Discussion in 'Trumpet Discussion' started by dbacon, Jun 3, 2004.

  1. dbacon

    dbacon Mezzo Piano User

    Oct 24, 2003
    Scottsdale, AZ.
    Even a little less pressure can help your sound. Pressure against the lips can stop parts of your embouchure from vibrating. Less pressure will allow more of the lip to vibrate, you get more signal giving you more sound with less effort. You also get better endurance, tone quality, you don't beat up your chops as much so you recover better after gigs. You also don't have to blow as hard because the lips will vibrate will much less effort, taking less air, giving you longer phrases. Your flexibility will be better as well.

    To achieve this you need complete development of the embouchure so it will keep the lips touching. Lips just touching will vibrate very easily, and less pressure will help the easy buzz.

    Pressure gets used because of a lack of embouchure development and air speed. Pressure holds the lips in the mouthpiece.

    Lips pressed tightly together are very inefficient, needing a lot of effort to get them to vibrate. A more relaxed inside will vibrate with little work effort. Lips just touching using the developed muscles of the embouchure to hold them that way, and flowing air will make playing much easier.
  2. Welk

    Welk New Friend

    Jan 8, 2004
    Montréal, Canada
    I don't want to seem to turn your post down, because what you are saying is 100%. no pressure gives endurance, ease...

    But as a Caruso addept, I gotta had something that you may not agree with.

    Playing with no Pressure comes from using as much pressure as you want.

    What I'm saying is that to developt a good embouchure, you shouldnt worry about pressure... By the time your embouchure is fuly set, the pressure wil go down. This as really worked for me. I've never worryied about pressure when doing my caruso routine for the past 6 month and I'm using just a little pressure now.... that is almost negligable compared to what I was doing like 2 or 3 years ago. But it is true that I have now more ease of playing, more endurance (still lot of room for improvement), better range.... and that I use less pressure than I did. I'm just saying that concentrating on using less pressure all the time isn't necessarly the best or the fastest way to get rid of this "problem"... I'm not saying that Caruso's method is the best... but one of the best.

    As pressure being a problem for sound... Listen to Satchmo a little... NO big deal with sound and he has used lot of pressure/twisting. I saw one of his mouthpiece on a site ( can't remember where) but there was lots of stuff about Louis, and you could see that he sawed his rim in order to have more grip for some king of twisting... Must have hurted... but no one can attack Louis's playing!

    MUSICandCHARACTER Forte User

    Jan 31, 2004
    Newburgh, Indiana
    Phyllis Stork was educated at The Juilliard School among some other fine institutions. This article is a must read on pressure buzzing:

    Stork basically suggests that pressure is greatly affected by your physical make up. If lips can handle it, lots of times you will be a pressure player. If not, you will use a lot less pressure.

    Stork certainly falls on the side that pressure doesn't hurt the sound if your lips can take it. I think where the sound fall off comes is when you use pressure that is too much for your embouchure and physical make up.

    I personally cannot use a lot of pressure -- but I know some wonderful players with a great sound that can!

  4. pops

    pops Pianissimo User

    Mar 17, 2004
    There is a BIG difference between CAN and SHOULD.

    Because someone CAN play with pressure doesn't mean it is the best way for them to play.

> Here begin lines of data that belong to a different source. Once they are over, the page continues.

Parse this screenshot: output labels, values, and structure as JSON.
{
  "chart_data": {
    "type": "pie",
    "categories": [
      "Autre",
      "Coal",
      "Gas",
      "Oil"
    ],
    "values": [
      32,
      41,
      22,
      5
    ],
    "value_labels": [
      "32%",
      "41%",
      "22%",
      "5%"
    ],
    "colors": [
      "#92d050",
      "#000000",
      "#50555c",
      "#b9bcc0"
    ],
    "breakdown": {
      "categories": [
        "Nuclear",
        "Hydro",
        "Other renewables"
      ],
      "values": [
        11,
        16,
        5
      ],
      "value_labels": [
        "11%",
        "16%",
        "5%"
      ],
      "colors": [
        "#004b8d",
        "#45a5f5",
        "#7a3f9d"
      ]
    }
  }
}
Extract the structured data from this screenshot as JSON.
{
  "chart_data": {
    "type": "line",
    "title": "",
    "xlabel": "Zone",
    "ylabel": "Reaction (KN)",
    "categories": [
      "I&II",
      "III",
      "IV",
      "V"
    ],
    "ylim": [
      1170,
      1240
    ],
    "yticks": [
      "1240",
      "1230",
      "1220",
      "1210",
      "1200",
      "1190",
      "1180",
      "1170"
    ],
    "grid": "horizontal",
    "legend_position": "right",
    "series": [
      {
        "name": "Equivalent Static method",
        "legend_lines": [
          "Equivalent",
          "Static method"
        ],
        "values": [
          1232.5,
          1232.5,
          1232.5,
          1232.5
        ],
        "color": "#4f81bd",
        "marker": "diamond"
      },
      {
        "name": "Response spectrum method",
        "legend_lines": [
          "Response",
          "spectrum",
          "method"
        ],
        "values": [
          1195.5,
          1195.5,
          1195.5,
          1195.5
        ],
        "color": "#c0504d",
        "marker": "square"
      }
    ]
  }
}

    I CAN (according to the essay) and did for many years use lots of pressure. But things are 10,000 times better now that I don't.
    I seriously doubt anyone SHOULD do it that way.

    You need to understand what success means in academic circles. A doctor can remove a tumor and the patient die later that day. That can and is usually considered a success. HE didn't die while the Dr was in there. Most people wouldn't consider that a success yet a Dr would. I have seen and heard this in real life.

    I see people every week who used so much pressure that their lips can't move.

    They never developed the muscles because they changed notes by means of mouthpiece pressure.

    I had a man here last week who is the lead on a national tour with a musical. Once I showed him HOW to make compression and made him hold the horn so he couldn't use too much pressure 3 things happened (That day).

    His sound opened up and became the same from low to high, his flexibility improved and his endurance went up.

    Just because one person learns to reduce pressure through some exercises doesn't mean everyone will.
    You are assuming they play like YOU did, that they use the same amount of pressure (they may use way, way more), that they know how to make and use compression, that they use good breath support, that they use the tongue well.........

    Some people overcome great problems on their own while others can not.